A protein called RUNX2 contributes to lung tissue scarring, which makes it a good target for the development of a pulmonary fibrosis treatment, a study reported.
It does this differently in two types of lung cells, suggesting that scientists might need to develop therapies that targeted each of the cell types, the researchers said.
Scientists have yet to determine what causes idiopathic pulmonary fibrosis, or IPF. One factor in its development, they believe, is lung tissue injury that worsens over time and that leads to an abnormal tissue repair process. At the heart of the abnormal process is over-activation of the cells involved in repair, scientists believe. This causes the cells to release pro-fibrotic factors, such as transforming growth factor (TGF)-beta.
Scientists would like to develop more encompassing therapies. Before they can identify new treatment targets, however, they need a better understanding of the mechanisms underlying IPF.
A team led by researchers at Ludwig Maximilians University München in Germany wanted to see if there were a connection between RUNX2 levels in lung tissue and IPF.
They discovered that levels of RUNX2 were higher in lung tissue samples collected from 37 IPF patients than in 16 samples collected from patients with no lung fibrosis.
An additional analysis of RUNX2 levels in 122 IPF patients and 91 controls confirmed the initial findings. It also showed a correlation between levels of RUNX2 and two biomarkers of IPF — MMP7 (matrix metalloproteinase 7) and SPP1 (osteopontin).
Researchers then tried to determine which cells were responsible for increased levels of RUNX2. They re-analyzed the lung tissue samples from IPF patients and healthy donors, and examined tissue samples collected from mice with IPF.
They found that RUNX2 levels were considerably higher in the alveolar epithelial cells of lungs that had been scarred than in lung fibroblasts. Epithelial cells line the alveoli, or air sacs, at the end of the lungs’ respiratory tree. Fibroblasts are connective-tissue cells.

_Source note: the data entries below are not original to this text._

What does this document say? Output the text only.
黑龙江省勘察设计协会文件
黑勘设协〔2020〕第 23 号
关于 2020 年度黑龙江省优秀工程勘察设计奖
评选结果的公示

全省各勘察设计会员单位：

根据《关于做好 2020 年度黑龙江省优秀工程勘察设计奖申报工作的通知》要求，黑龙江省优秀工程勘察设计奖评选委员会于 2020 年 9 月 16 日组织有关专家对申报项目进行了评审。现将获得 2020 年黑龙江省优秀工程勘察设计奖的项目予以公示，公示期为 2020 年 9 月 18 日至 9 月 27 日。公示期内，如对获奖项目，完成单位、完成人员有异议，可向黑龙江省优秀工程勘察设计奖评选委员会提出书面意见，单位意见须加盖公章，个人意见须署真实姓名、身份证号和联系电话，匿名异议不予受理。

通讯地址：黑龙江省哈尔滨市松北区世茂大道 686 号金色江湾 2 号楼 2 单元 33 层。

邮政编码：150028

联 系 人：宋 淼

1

The finding that RUNX2 levels are higher in epithelial cells than in fibroblasts seemed contradictory, researchers said, because fibroblasts are the cells that drive the scarring process.
As they looked closer, they discovered that RUNX2 plays different roles in each cell type’s contribution to fibrosis. Higher levels of RUNX2 in epithelial cells were associated with the spread of fibrosis, while in fibroblasts they were associated with the activation of fibrosis-promoting biomarkers.
Overall, the results suggested that the different levels of RUNX2 in the two cell types contribute to the progression of fibrosis when lung tissue has been damaged.
“Cell-specific targeting of RUNX2 pathways may represent a therapeutic approach for IPF,” the study concluded.